I Severi e la crisi del III secolo


    Durante il III secolo d.C., si accentua la crisi economica già evidente prima del 200, che aveva portato ad una progressiva svalutazione del denario, con fino non superiore al 50%. Cause di questa crisi furono, soprattutto, il costo elevato delle spese militari (in particolare il mantenimento dell'esercito), già aumentate con Settimio Severo (193-211 d.C.).

     Caracalla fu il primo a prendere dei provvedimenti nel tentativo di arginare il fenomeno dell'inflazione. Egli introdusse, nel sistema monetario, due nuove monete: il binione (binio), che valeva due aurei, e l'antoniniano, che valeva due denari.

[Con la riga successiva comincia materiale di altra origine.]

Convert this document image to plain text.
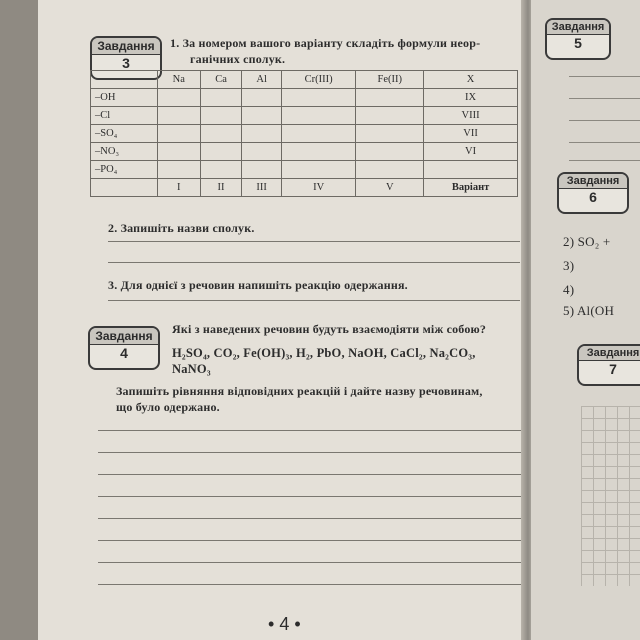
Завдання
3
1. За номером вашого варіанту складіть формули неор-
ганічних сполук.
	Na	Ca	Al	Cr(III)	Fe(II)	X
–OH						IX
–Cl						VIII
–SO₄						VII
–NO₃						VI
–PO₄						
	I	II	III	IV	V	Варіант
2. Запишіть назви сполук.
3. Для однієї з речовин напишіть реакцію одержання.
Завдання
4
Які з наведених речовин будуть взаємодіяти між собою?
H₂SO₄, CO₂, Fe(OH)₃, H₂, PbO, NaOH, CaCl₂, Na₂CO₃,
NaNO₃
Запишіть рівняння відповідних реакцій і дайте назву речовинам,
що було одержано.
• 4 •
Завдання
5
Завдання
6
2) SO₂ +
3)
4)
5) Al(OH
Завдання
7
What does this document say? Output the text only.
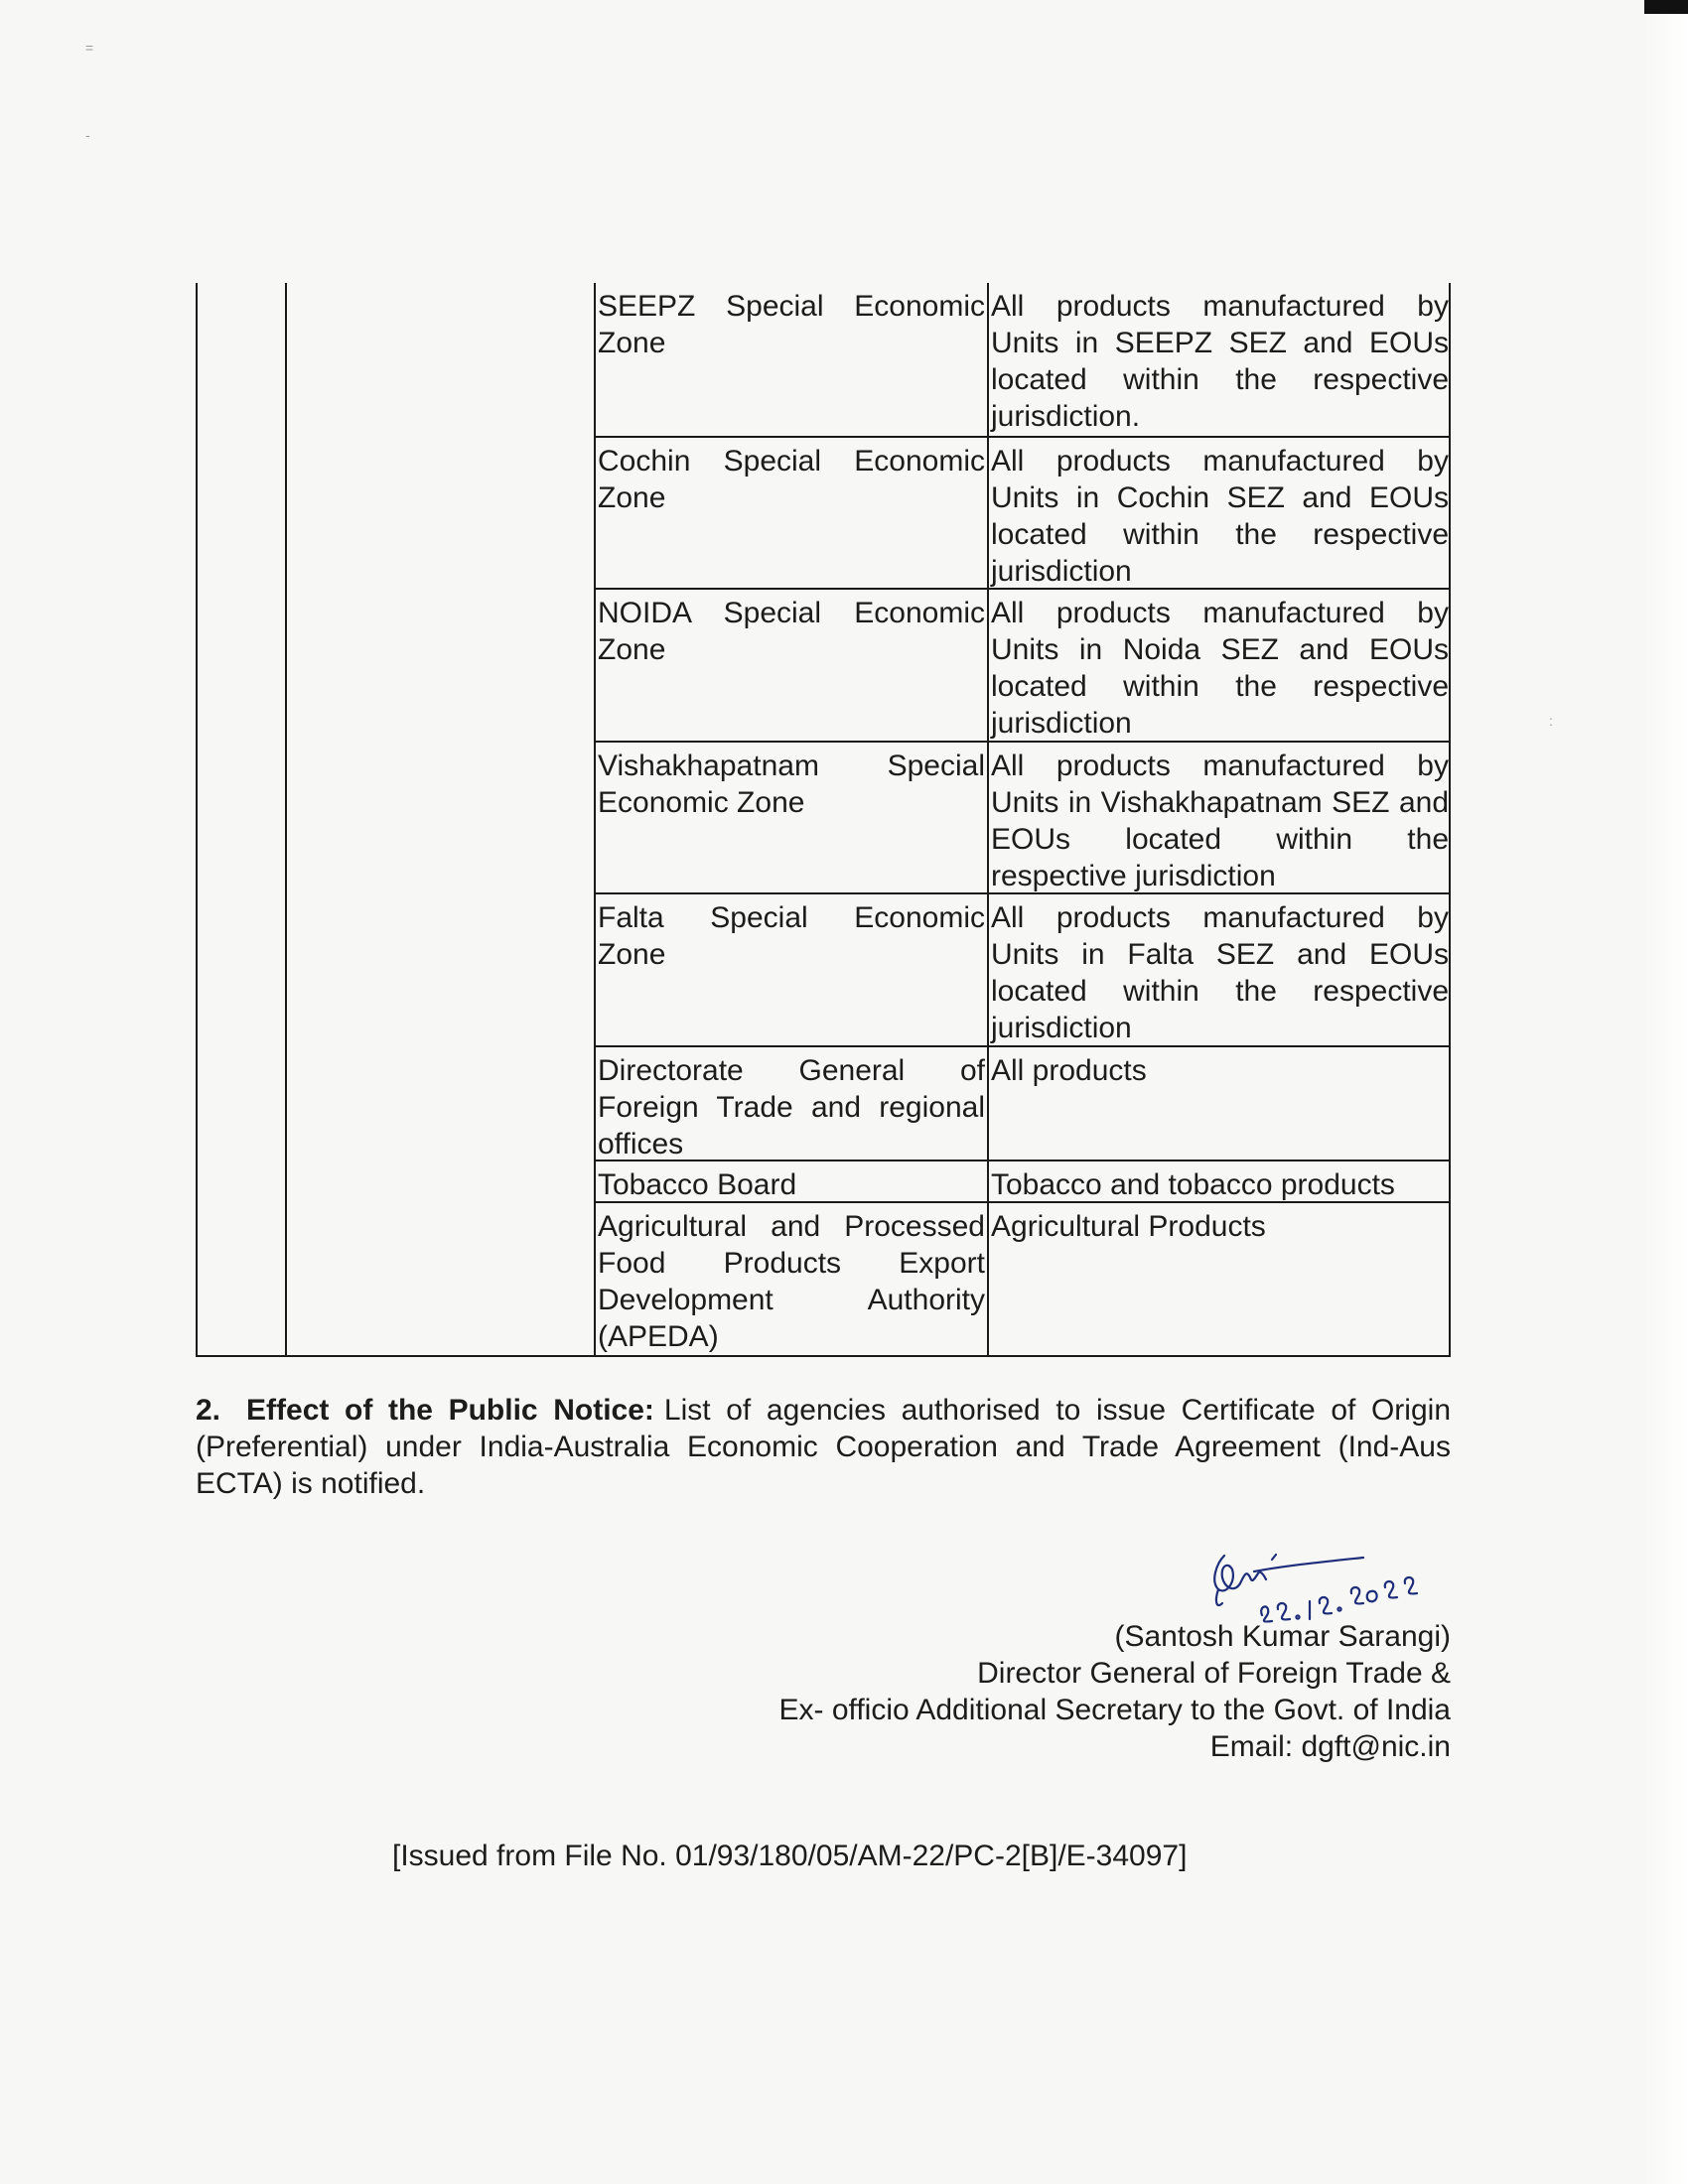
=
-
:
SEEPZ Special Economic Zone
All products manufactured by Units in SEEPZ SEZ and EOUs located within the respective jurisdiction.
Cochin Special Economic Zone
All products manufactured by Units in Cochin SEZ and EOUs located within the respective jurisdiction
NOIDA Special Economic Zone
All products manufactured by Units in Noida SEZ and EOUs located within the respective jurisdiction
Vishakhapatnam Special Economic Zone
All products manufactured by Units in Vishakhapatnam SEZ and EOUs located within the respective jurisdiction
Falta Special Economic Zone
All products manufactured by Units in Falta SEZ and EOUs located within the respective jurisdiction
Directorate General of Foreign Trade and regional offices
All products
Tobacco Board	Tobacco and tobacco products
Agricultural and Processed Food Products Export Development Authority (APEDA)
Agricultural Products
2. Effect of the Public Notice: List of agencies authorised to issue Certificate of Origin (Preferential) under India-Australia Economic Cooperation and Trade Agreement (Ind-Aus ECTA) is notified.
(Santosh Kumar Sarangi)
Director General of Foreign Trade &
Ex- officio Additional Secretary to the Govt. of India
Email: dgft@nic.in
[Issued from File No. 01/93/180/05/AM-22/PC-2[B]/E-34097]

     Ma anche questo provvedimento non sortì gli effetti desiderati, poichè le spese militari continuarono a crescere per il costante aumento degli attacchi delle popolazioni lungo i varî confini, e il governo romano cercò di fare fronte a questa situazione, aumentando la massa monetaria in circolazione e riducendo, di conseguenza, progressivamente anche il contenuto argenteo dell'antoniniano; così l'antoniniano, attorno al 260-265 d.C., contiene solo il 2% di argento.

     Nel 270 d.C. viene acclamato imperatore Aureliano, che nel 274 d.C., vara una riforma complessiva della moneta e dell'organizzazione delle zecche, collocate in tutto il territorio dell'impero; con la riorganizzazione territoriale aumentò il numero delle zecche e delle officine; per rendere possibile il controllo sull'operato di queste si provvide ad apporre sulla moneta l'indicazione della zecca e dell'officina di provenienza. Aureliano fece coniare l'aurelianeo che pesava gr.5,1 con solo il 5% di argento. Caratteristica di questa moneta è la presenza in esergo delle lettere XX o XX.I e l'equivalente greco KA, che dovrebbero indicare il valore della moneta stessa.